I watched a video the other day called “Kennington where it started”. It’s a music video and my church tower is in it, behind groups of balaclava-clad gang members. Most of the lyrics I don’t understand. But the bits about sticking ‘shanks’ (knives) into other people’s stomachs I do understand. And their attitude to Operation Trident, set up by the police to tackle gun crime within the black community, is also clear: “Fuck Trident, we all violent, man back your city. Kennington where it’s fucking sticky.”
I wouldn’t call them unheard. The video, posted in January 2017, has been watched 5.5 million times on You Tube. The unheard are rather the elderly residents too scared to leave their flats; the unheard are the young people who live on these estates and do not want to find their thrills in some nihilistic glorification of death.

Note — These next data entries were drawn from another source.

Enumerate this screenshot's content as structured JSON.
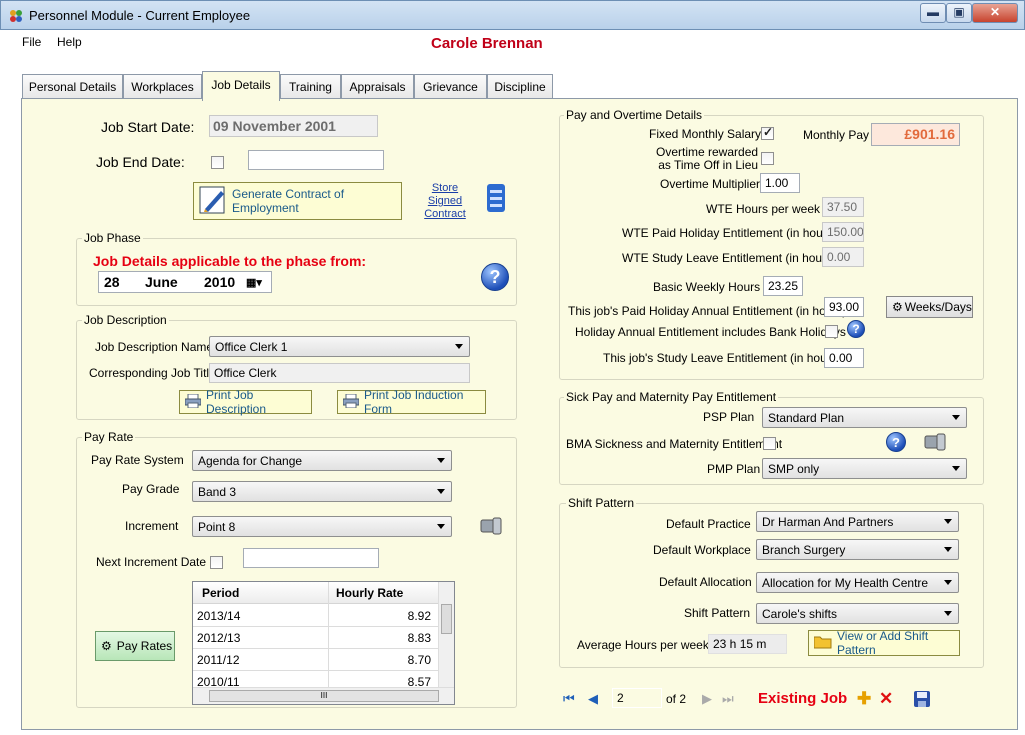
{
  "window": {
    "title": "Personnel Module - Current Employee",
    "min": "▬",
    "max": "▣",
    "close": "✕"
  },
  "menu": {
    "file": "File",
    "help": "Help"
  },
  "employee_name": "Carole Brennan",
  "tabs": [
    "Personal Details",
    "Workplaces",
    "Job Details",
    "Training",
    "Appraisals",
    "Grievance",
    "Discipline"
  ],
  "job": {
    "start_label": "Job Start Date:",
    "start_value": "09 November 2001",
    "end_label": "Job End Date:",
    "end_value": "",
    "generate_btn": "Generate Contract of Employment",
    "store_link": "Store Signed Contract"
  },
  "phase": {
    "group": "Job Phase",
    "heading": "Job Details applicable to the phase from:",
    "day": "28",
    "month": "June",
    "year": "2010"
  },
  "desc": {
    "group": "Job Description",
    "name_label": "Job Description Name",
    "name_value": "Office Clerk 1",
    "title_label": "Corresponding Job Title",
    "title_value": "Office Clerk",
    "print_desc": "Print Job Description",
    "print_induction": "Print Job Induction Form"
  },
  "payrate": {
    "group": "Pay Rate",
    "system_label": "Pay Rate System",
    "system_value": "Agenda for Change",
    "grade_label": "Pay Grade",
    "grade_value": "Band 3",
    "inc_label": "Increment",
    "inc_value": "Point 8",
    "next_label": "Next Increment Date",
    "next_value": "",
    "pay_rates_btn": "Pay Rates",
    "table": {
      "headers": [
        "Period",
        "Hourly Rate"
      ],
      "rows": [
        [
          "2013/14",
          "8.92"
        ],
        [
          "2012/13",
          "8.83"
        ],
        [
          "2011/12",
          "8.70"
        ],
        [
          "2010/11",
          "8.57"
        ]
      ]
    }
  },
  "payot": {
    "group": "Pay and Overtime Details",
    "fixed_label": "Fixed Monthly Salary",
    "fixed_checked": true,
    "monthly_label": "Monthly Pay",
    "monthly_value": "£901.16",
    "ot_time_off_label1": "Overtime rewarded",
    "ot_time_off_label2": "as Time Off in Lieu",
    "ot_mult_label": "Overtime Multiplier",
    "ot_mult_value": "1.00",
    "wte_hours_label": "WTE Hours per week",
    "wte_hours_value": "37.50",
    "wte_hol_label": "WTE Paid Holiday Entitlement (in hours)",
    "wte_hol_value": "150.00",
    "wte_study_label": "WTE Study Leave Entitlement (in hours)",
    "wte_study_value": "0.00",
    "basic_label": "Basic Weekly Hours",
    "basic_value": "23.25",
    "paid_hol_label": "This job's Paid Holiday Annual Entitlement  (in hours)",
    "paid_hol_value": "93.00",
    "weeks_days_btn": "Weeks/Days",
    "bank_label": "Holiday Annual Entitlement includes Bank Holidays",
    "study_label": "This job's Study Leave Entitlement (in hours)",
    "study_value": "0.00"
  },
  "sick": {
    "group": "Sick Pay and Maternity Pay Entitlement",
    "psp_label": "PSP Plan",
    "psp_value": "Standard Plan",
    "bma_label": "BMA Sickness and Maternity Entitlement",
    "pmp_label": "PMP Plan",
    "pmp_value": "SMP only"
  },
  "shift": {
    "group": "Shift Pattern",
    "practice_label": "Default Practice",
    "practice_value": "Dr Harman And Partners",
    "workplace_label": "Default Workplace",
    "workplace_value": "Branch Surgery",
    "alloc_label": "Default Allocation",
    "alloc_value": "Allocation for My Health Centre",
    "pattern_label": "Shift Pattern",
    "pattern_value": "Carole's shifts",
    "avg_label": "Average Hours per week",
    "avg_value": "23 h  15 m",
    "view_btn": "View or Add Shift Pattern"
  },
  "nav": {
    "current": "2",
    "of": "of 2",
    "status": "Existing Job"
  },
  "help_glyph": "?",
  "icons": {
    "grid_scroll": "III"
  }
}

On Monday, 80 or so ex-gang members who go by the acronym GANG – Guiding A New Generation – gathered outside Kennington tube station, just 100 yards or so from my church, in a vigil against knife crime. For a few moments they stopped the traffic as they formed a large circle that stretched from one side of the street to another. And then they walked up to Brixton where they stopped for another vigil. And as they walked they would have passed the estate where the lads who made “Kennington where it started” live.
I hope they had some impact, but I suspect not. Ten years ago, a similar march against knife crime set off from Kennington Park led by the father of Damilola Taylor, who was murdered in 2000. The then Prime Minister, Gordon Brown, even recorded a message of support. But ten years on little has changed. Twenty-four young men and women have died on the streets of London already this year. And Southwark, where my parish is, consistently has the worst knife crime record in London.
Back in November, two mothers whose sons had been murdered in the area spoke to a group of MPs in a packed committee room in Parliament. Mariama Kamera’s boy, Mohamed, was stabbed to death in the estate right next to the church. I see the flowers placed at the scene of his death every day as I walk the dog past that spot. And every day I am affected by it. His killer has yet to be found. Grace Idowu’s son, David, was just 14 when he was stabbed in the heart. She has been going round local schools talking to young people. She believes all the different aspects of community have to be engaged if knife crime is to be controlled. “It takes a village to raise a child,” she told MP’s.
But there, for me, is the rub – I have been in this parish for six years and I still don’t know what “the community” means round here. This is a parish that millions of people travel through every year. As I sit quietly in church, I can hear the Northern Line pass underneath. The Elephant and Castle is one of London’s great travel hubs of London. This is a place where people come and go.